Женщины (прежде всего – выдающиеся личности, но не только они) вернулись в общие курсы истории. Доказано, что полученное ранее «единое и полное» знание о прошлом таковым не является, потому что в нем почти отсутствуют женщины и сексуальные меньшинства, – а они имели во все эпохи свое мировидение и свою систему ценностей, порой не совпадавшую с доминирующей. Обоснован вывод о равнозначности для общества двух соединяющихся сфер или доменов существования – господства Мужчины (политика, дипломатия, военное дело) и господства Женщины (дом, семья, домохозяйство), который заставил изучать оба домена на равных. Историки женщин доказали, что сферы эти были не «сепаратными», но соединенными, равно значимыми для развития общества как целостного организма. Родились новые темы, которые ранее никто не счел бы достойными специального исследования: «история материнства», «история прислужничества и найма кормилиц», «история домашней работы и гувернерства», история практик, продуцировавших мужественность (политическое гражданство как клуб собратьев, история военной службы и спорта). Введено новое измерение социально-экономической истории, ориентированное на такие темы, как «феминизация бедности», «женское лицо» безработицы, политэкономия домашней работы, – категория пола признана одним из структурообразующих экономических принципов.

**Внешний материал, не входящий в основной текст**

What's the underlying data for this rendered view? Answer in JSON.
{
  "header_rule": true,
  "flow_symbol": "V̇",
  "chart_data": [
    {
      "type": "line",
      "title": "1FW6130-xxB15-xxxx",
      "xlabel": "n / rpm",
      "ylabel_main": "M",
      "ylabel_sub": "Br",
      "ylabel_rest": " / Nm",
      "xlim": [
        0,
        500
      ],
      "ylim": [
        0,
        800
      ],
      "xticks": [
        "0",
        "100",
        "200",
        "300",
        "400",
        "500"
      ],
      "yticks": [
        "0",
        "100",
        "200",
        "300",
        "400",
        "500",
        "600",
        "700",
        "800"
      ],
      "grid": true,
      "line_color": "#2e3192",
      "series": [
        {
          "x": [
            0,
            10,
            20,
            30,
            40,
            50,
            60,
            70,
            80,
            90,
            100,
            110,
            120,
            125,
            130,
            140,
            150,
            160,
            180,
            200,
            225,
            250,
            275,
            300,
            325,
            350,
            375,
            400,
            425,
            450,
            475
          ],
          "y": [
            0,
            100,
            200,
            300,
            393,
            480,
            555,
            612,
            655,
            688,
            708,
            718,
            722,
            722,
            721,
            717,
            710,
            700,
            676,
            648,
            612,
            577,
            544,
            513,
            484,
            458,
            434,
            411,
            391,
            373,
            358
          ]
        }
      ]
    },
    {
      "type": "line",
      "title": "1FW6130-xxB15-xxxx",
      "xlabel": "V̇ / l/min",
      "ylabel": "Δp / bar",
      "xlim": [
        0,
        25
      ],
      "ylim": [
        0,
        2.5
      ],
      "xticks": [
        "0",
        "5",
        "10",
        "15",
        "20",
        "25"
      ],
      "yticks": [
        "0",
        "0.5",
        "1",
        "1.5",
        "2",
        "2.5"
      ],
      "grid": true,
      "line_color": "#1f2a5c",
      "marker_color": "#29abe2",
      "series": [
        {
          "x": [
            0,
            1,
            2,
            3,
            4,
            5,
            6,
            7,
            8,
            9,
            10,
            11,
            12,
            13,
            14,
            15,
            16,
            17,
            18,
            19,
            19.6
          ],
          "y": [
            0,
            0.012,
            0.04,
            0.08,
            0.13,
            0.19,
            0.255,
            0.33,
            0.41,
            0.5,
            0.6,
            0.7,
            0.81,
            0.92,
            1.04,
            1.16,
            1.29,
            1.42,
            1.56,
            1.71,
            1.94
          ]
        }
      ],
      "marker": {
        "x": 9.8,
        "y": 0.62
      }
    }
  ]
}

Немалое значение имеет и развенчание мифов, мужского мифотворчества в социальной истории, и тем самым поставлены под сомнение оценки некоторых процессов и даже эпох[1]. Гендерологами убедительно показано, как акторы истории могут превращаться из «творцов» истории в ее «жертв». Сторонники гендерного направления заставили исследовать множественные формы сексуальности в различных культурах, однозначно отрицательно ответив на вопрос: является ли преобладающая – гетеросексуальная – форма единственной? Они поставили на научное обсуждение вопрос о том, как, с каких пор гетеросексуальность была превращена в норму, исключающую, отвергающую, клеймящую позором все другие…
Не менее существенно то, что женской и гендерной истории удалось реабилитировать феминизм как политику, в основе которой лежит принцип свободы выбора женщиной пути самореализации. Это заставило признать феминистскую идею личностного становления женщины как основы ее эмансипации и освобождения общества от стереотипов.
Получена возможность обнаружить непривычное в привычном(мужскую дискриминацию и подчинение в патриархатном обществе) и понять конструирование иерархий как взаимодействие, а не однонаправленный процесс… Выявлено множество точек соприкосновения гендерной истории с «устной историей», что помогает озвучить всех «исчезнувших, молчащих и противящихся». «Устная история» стала пограничным полем между историей, психологией и социологией, позволив дисциплинам использовать методы, подходы и преимущества друг друга. «Другая история» или, точнее, «другие истории» предполагали реконструкцию прошлого «другими глазами» – глазами ребенка, старика, гомосексуалиста и, конечно же, женщины.
Власть, проанализированная в рамках гендерной концепции, оказалась «распыленной» повсюду, неформальной, непредсказуемой, требующей комплексного рассмотрения. Социальная структура – при гендерном подходе и с учетом исторической изменчивости – потребовала многомерного подхода, а не простого вписывания женщин в уже известные элементы этой конструкции[2]. В итоге анализ прошлого превращен в инструмент решения современных задач (скажем, о путях маргинализации, «забывания» той или иной социальной группы, о ее правах).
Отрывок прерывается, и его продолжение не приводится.